Automating cognitive tasks: fact or fiction?
What is intelligence?
There is a long-standing debate in philosophical, psychological and educational circles about how to understand and measure intelligence. Is intelligence actually a singular thing that can be pointed to and measured, for example, by an IQ test? Or are there multiple kinds of intelligence whose existence and behaviors only come to light when individuals confront specific kinds of context in life?
Howard Gardner, a well-respected Harvard professor of education, proposed seven different, distinguishable “intelligence modalities,” or frames of mind, including: musical, visual/spatial, verbal, logical/mathematical, bodily/kinesthetic, interpersonal and intrapersonal. (In later work, he proposed up to three additional “intelligences.”) But in his view, any expression of these intelligences is conditioned by the context experienced by the individual. He uses the example of famous chess champion Bobby Fisher and questions whether his particular spatial or logical intelligence would have been apparent if he had grown up in a culture without chess?
So, the way we approach the strategy for machine intelligence and its work is going to make a huge difference in the kinds of systems we end up with. If we take the “singular thing” intelligence approach, like recreating a Hal that can run all aspects of the business, we might target an IQ of 150+ and start working hard on artificial general intelligence. However, virtually no one, including the AI research community, believes that this kind of system will be achievable for decades, if ever.
A fragmented process
So, it appears that a more fragmented approach, one that reflects multiple kinds of intelligences, is the primary practical strategy available today. This strategy must understand and incorporate the dependencies of intelligence on context, a thing we rather take for granted when operating with human beings, but which is in need of rethinking for the Intelligence Economy. If we want to use artificial “intelligence” to build a bot to accomplish work, we will have to focus on understanding the intelligence or intelligences required to accomplish specific cognitive tasks and work through them to engineer a machine that can have a positive impact on the business.
In an incredibly fragmented way, this movement to automate cognitive tasks is already all around us in the consumer environment. Amazon recently announced that the number of Alexa “skills” developed both by Amazon itself and by thousands of third-party developers using Amazon’s open tool kit, had passed 25,000. Speaking to the Alexa bot through one of Amazon’s Echo devices, you can already order up news briefings from many media outlets, for example. You can also interact with a spectrum of automated systems like home security systems, refrigerator apps that give status on shelf life of food in your ice box, travel services, sports statistics feeds and on and on. Each one of those elements today is of necessity a microscopic component, but the entire collection of them has made Alexa a far more valuable home assistant than Amazon could have programmed on its own.

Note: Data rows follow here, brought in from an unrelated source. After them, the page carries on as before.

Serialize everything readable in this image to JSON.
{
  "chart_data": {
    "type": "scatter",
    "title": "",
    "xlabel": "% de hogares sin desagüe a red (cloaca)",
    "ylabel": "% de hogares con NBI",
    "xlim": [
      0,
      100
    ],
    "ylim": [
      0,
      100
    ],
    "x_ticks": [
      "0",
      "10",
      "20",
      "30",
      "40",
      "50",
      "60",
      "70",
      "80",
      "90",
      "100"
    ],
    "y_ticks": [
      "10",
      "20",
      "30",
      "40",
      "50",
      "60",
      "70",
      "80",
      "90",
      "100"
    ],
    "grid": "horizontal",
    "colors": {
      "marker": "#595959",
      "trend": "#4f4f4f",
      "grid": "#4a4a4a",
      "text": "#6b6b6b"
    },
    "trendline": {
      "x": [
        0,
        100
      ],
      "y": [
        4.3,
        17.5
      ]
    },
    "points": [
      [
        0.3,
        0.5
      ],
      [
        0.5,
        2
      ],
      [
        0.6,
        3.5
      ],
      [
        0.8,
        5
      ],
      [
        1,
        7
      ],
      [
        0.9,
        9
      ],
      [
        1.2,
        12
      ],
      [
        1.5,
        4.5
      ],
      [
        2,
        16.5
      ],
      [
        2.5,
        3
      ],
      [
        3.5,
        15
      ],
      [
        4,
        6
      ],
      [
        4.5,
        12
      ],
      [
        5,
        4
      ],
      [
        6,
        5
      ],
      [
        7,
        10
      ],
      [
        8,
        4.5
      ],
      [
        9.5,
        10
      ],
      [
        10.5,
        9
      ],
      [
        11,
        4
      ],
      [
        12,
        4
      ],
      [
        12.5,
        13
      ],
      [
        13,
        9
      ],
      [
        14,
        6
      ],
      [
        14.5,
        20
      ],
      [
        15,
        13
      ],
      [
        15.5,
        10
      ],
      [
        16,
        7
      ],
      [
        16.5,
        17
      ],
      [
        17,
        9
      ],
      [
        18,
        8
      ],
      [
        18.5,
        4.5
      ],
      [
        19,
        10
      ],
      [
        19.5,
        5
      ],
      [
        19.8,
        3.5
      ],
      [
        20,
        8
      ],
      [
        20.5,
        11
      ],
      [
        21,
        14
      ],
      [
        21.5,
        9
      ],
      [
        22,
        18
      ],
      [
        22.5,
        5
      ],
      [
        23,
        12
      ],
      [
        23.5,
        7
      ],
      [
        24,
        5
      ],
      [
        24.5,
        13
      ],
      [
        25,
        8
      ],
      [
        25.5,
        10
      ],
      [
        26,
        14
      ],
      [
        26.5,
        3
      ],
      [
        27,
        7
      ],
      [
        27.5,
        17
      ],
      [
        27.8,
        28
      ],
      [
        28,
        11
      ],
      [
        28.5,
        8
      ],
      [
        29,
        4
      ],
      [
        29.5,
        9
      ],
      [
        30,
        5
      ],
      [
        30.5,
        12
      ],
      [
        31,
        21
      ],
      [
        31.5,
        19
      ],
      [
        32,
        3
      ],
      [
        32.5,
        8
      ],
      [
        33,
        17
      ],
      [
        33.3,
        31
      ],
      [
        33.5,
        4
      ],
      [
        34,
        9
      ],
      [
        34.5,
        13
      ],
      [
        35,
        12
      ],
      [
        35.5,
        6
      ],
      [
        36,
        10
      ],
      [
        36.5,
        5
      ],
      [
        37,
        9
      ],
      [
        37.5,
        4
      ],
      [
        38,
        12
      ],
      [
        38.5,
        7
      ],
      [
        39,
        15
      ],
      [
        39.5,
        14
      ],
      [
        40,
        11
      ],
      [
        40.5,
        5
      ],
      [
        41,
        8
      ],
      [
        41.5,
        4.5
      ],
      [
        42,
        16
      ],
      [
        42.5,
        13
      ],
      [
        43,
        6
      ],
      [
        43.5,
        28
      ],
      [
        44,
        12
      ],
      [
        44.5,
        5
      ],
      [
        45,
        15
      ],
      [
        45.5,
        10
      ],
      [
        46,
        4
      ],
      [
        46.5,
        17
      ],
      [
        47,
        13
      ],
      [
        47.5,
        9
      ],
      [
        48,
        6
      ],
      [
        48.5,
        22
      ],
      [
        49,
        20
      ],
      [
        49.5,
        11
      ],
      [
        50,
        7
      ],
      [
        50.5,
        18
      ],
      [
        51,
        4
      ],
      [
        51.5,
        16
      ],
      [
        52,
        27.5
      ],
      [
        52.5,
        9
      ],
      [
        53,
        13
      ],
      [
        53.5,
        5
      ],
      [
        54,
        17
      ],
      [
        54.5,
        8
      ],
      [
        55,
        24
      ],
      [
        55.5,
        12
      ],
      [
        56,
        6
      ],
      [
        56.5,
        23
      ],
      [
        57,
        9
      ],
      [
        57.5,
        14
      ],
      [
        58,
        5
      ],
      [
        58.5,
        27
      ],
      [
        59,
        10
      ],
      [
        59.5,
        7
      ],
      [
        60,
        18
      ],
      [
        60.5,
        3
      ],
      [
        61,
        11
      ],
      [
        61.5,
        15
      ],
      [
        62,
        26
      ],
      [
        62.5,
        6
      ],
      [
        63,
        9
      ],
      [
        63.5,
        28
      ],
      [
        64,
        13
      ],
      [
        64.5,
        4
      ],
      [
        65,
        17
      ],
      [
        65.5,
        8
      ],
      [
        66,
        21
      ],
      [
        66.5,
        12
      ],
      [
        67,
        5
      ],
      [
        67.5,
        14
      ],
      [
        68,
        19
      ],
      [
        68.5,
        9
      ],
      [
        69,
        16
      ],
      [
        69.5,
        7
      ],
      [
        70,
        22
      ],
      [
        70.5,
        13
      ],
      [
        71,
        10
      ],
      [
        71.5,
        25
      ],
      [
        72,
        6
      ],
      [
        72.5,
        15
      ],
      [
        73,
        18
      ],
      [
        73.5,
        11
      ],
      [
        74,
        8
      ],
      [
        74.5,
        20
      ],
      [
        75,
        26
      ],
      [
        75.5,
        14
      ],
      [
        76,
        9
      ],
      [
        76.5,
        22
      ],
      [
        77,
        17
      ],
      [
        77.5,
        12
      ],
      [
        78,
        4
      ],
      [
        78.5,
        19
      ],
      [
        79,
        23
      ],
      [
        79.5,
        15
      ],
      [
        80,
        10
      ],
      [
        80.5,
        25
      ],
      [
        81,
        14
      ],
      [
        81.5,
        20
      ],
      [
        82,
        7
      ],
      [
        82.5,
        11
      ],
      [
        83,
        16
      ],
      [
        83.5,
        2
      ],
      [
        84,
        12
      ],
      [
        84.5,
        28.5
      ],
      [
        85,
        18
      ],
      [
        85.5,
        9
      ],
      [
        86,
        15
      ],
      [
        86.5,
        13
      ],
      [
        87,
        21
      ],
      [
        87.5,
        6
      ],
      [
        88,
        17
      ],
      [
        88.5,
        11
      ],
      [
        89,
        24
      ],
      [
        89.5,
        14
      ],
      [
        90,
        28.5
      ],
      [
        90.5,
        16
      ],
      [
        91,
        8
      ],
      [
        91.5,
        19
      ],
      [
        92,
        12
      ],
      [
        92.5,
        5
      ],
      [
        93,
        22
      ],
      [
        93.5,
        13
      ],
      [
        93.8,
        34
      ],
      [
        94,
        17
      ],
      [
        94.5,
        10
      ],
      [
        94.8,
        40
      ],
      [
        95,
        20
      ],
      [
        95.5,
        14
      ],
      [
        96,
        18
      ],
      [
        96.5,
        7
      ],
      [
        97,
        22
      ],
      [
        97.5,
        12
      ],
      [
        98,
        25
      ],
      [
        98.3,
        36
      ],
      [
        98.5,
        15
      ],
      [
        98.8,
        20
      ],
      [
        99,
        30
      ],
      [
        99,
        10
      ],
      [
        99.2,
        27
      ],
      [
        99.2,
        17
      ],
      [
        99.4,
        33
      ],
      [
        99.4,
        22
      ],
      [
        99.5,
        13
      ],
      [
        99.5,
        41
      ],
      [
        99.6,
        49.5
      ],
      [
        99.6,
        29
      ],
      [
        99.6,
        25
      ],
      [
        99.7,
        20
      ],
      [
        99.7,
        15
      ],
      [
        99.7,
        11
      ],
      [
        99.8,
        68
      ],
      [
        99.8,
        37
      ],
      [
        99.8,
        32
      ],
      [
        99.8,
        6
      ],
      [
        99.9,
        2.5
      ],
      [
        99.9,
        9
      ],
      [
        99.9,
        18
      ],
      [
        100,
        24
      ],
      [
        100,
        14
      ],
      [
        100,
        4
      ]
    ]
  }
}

In the enterprise, the proprietary device-centered, open source-enhanced value generation strategy will not be a viable approach, but some kind of similar practice of combining components with complementary capabilities into an intelligent “agent” is a likely path to creating intelligent machines.
Innovation offices, data science teams, lines of business will need to add the next phase of business imperatives to Drucker’s model—we now need to understand the meaning of cognitive tasks and design machines to streamline their accomplishment in particular contexts for the business.